My NHS career began as a Student Nurse in 1985 – a woman, and a black woman at that. I qualified and was very proud of my achievement but struggled to progress my career and watched others who didn’t look like me progressing to senior posts. I was successful, but, professionally, I felt no one would invest their time to support my career development. I questioned if it was the colour of my skin or gender.
Within five years I had given birth to two beautiful daughters, having worked on wards until the moment they arrived. Working in the NHS 30 years ago, a mother’s limited choices included working nights so that their partner would be home to take care of the children, or they had to adjust their career path and work in nursing homes where there was more flexibility.
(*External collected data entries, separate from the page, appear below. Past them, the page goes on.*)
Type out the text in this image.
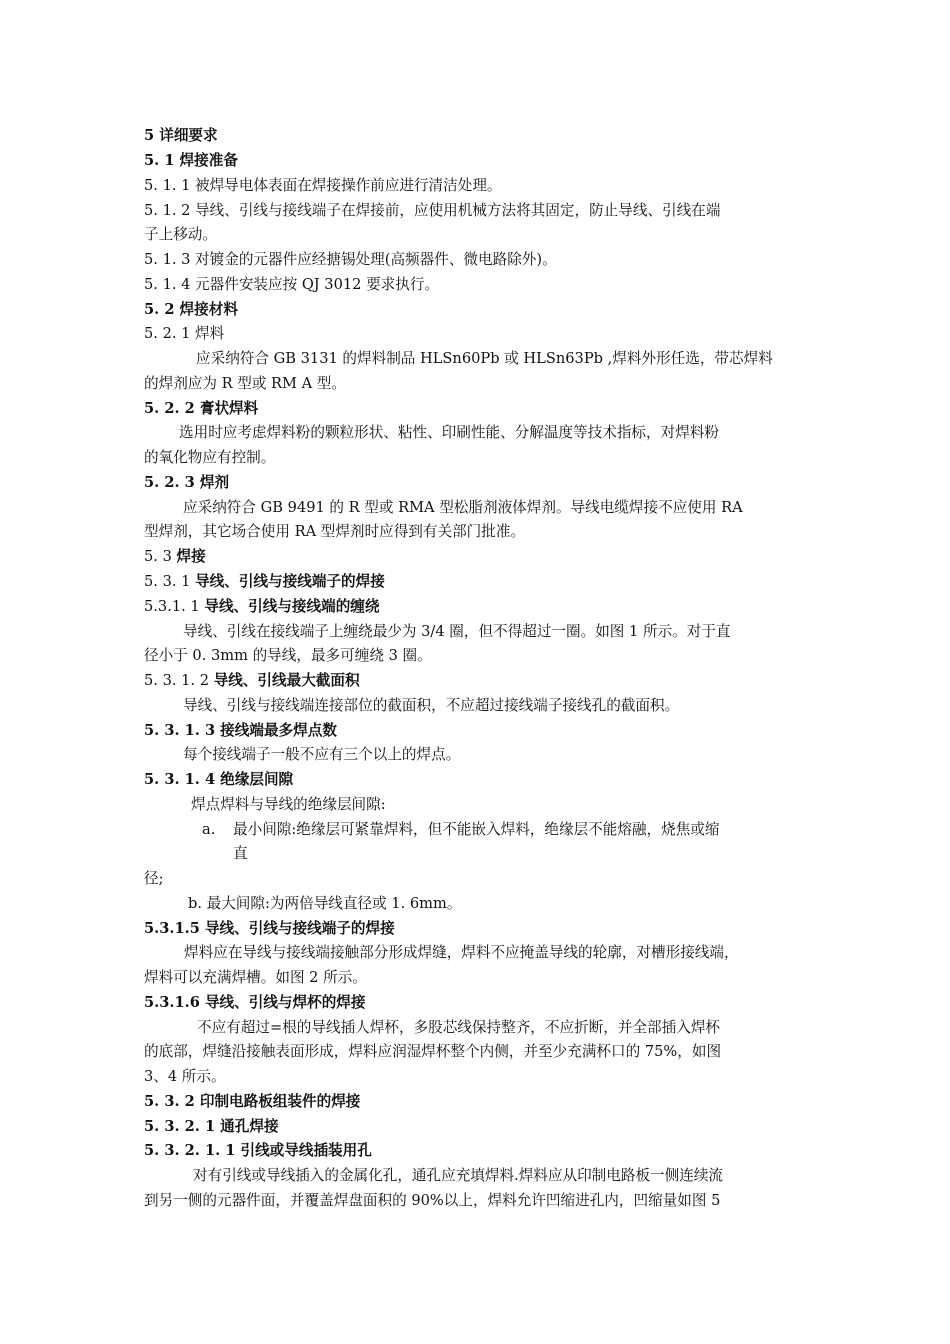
5 详细要求
5. 1 焊接准备
5. 1. 1 被焊导电体表面在焊接操作前应进行清洁处理。
5. 1. 2 导线、引线与接线端子在焊接前，应使用机械方法将其固定，防止导线、引线在端
子上移动。
5. 1. 3 对镀金的元器件应经搪锡处理(高频器件、微电路除外)。
5. 1. 4 元器件安装应按 QJ 3012 要求执行。
5. 2 焊接材料
5. 2. 1 焊料
应采纳符合 GB 3131 的焊料制品 HLSn60Pb 或 HLSn63Pb ,焊料外形任选，带芯焊料
的焊剂应为 R 型或 RM A 型。
5. 2. 2 膏状焊料
选用时应考虑焊料粉的颗粒形状、粘性、印刷性能、分解温度等技术指标，对焊料粉
的氧化物应有控制。
5. 2. 3 焊剂
应采纳符合 GB 9491 的 R 型或 RMA 型松脂剂液体焊剂。导线电缆焊接不应使用 RA
型焊剂，其它场合使用 RA 型焊剂时应得到有关部门批准。
5. 3 焊接
5. 3. 1 导线、引线与接线端子的焊接
5.3.1. 1 导线、引线与接线端的缠绕
导线、引线在接线端子上缠绕最少为 3/4 圈，但不得超过一圈。如图 1 所示。对于直
径小于 0. 3mm 的导线，最多可缠绕 3 圈。
5. 3. 1. 2 导线、引线最大截面积
导线、引线与接线端连接部位的截面积，不应超过接线端子接线孔的截面积。
5. 3. 1. 3 接线端最多焊点数
每个接线端子一般不应有三个以上的焊点。
5. 3. 1. 4 绝缘层间隙
焊点焊料与导线的绝缘层间隙:
a. 最小间隙:绝缘层可紧靠焊料，但不能嵌入焊料，绝缘层不能熔融，烧焦或缩
直
径;
b. 最大间隙:为两倍导线直径或 1. 6mm。
5.3.1.5 导线、引线与接线端子的焊接
焊料应在导线与接线端接触部分形成焊缝，焊料不应掩盖导线的轮廓，对槽形接线端，
焊料可以充满焊槽。如图 2 所示。
5.3.1.6 导线、引线与焊杯的焊接
不应有超过=根的导线插人焊杯，多股芯线保持整齐，不应折断，并全部插入焊杯
的底部，焊缝沿接触表面形成，焊料应润湿焊杯整个内侧，并至少充满杯口的 75%，如图
3、4 所示。
5. 3. 2 印制电路板组装件的焊接
5. 3. 2. 1 通孔焊接
5. 3. 2. 1. 1 引线或导线插装用孔
对有引线或导线插入的金属化孔，通孔应充填焊料.焊料应从印制电路板一侧连续流
到另一侧的元器件面，并覆盖焊盘面积的 90%以上，焊料允许凹缩进孔内，凹缩量如图 5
Reflecting back, I learned nuggets of wisdom from conversations with people who had broken through the glass ceilings that hold us back. These conversations enabled me to progress in the NHS. Guided by women I admired throughout my career, inspirational female leaders, I became a Divisional Director for Berkshire Healthcare.
The journey toward equality is complex. It can be difficult to speak out against inequality. Through my journey I discovered the importance of strong and diverse support networks and this realisation highlighted to me a need to coach and mentor others.
I have coached and mentored several staff, which is rewarding – knowing you have supported someone is priceless. As a black, working mother, looking back on my career, I see moments when I drew on the strength of others to survive, I learned the value of my friendships and networks around me.
Today, I continue to have great pride working for the NHS. Every day there is something new to learn, the last year has challenged and stretched us and teams have invested phenomenal effort to respond. The continued development of policies for equality, diversity and inclusion will bring about positive outcomes for everyone ensuring the NHS attracts the workforce it requires for the future.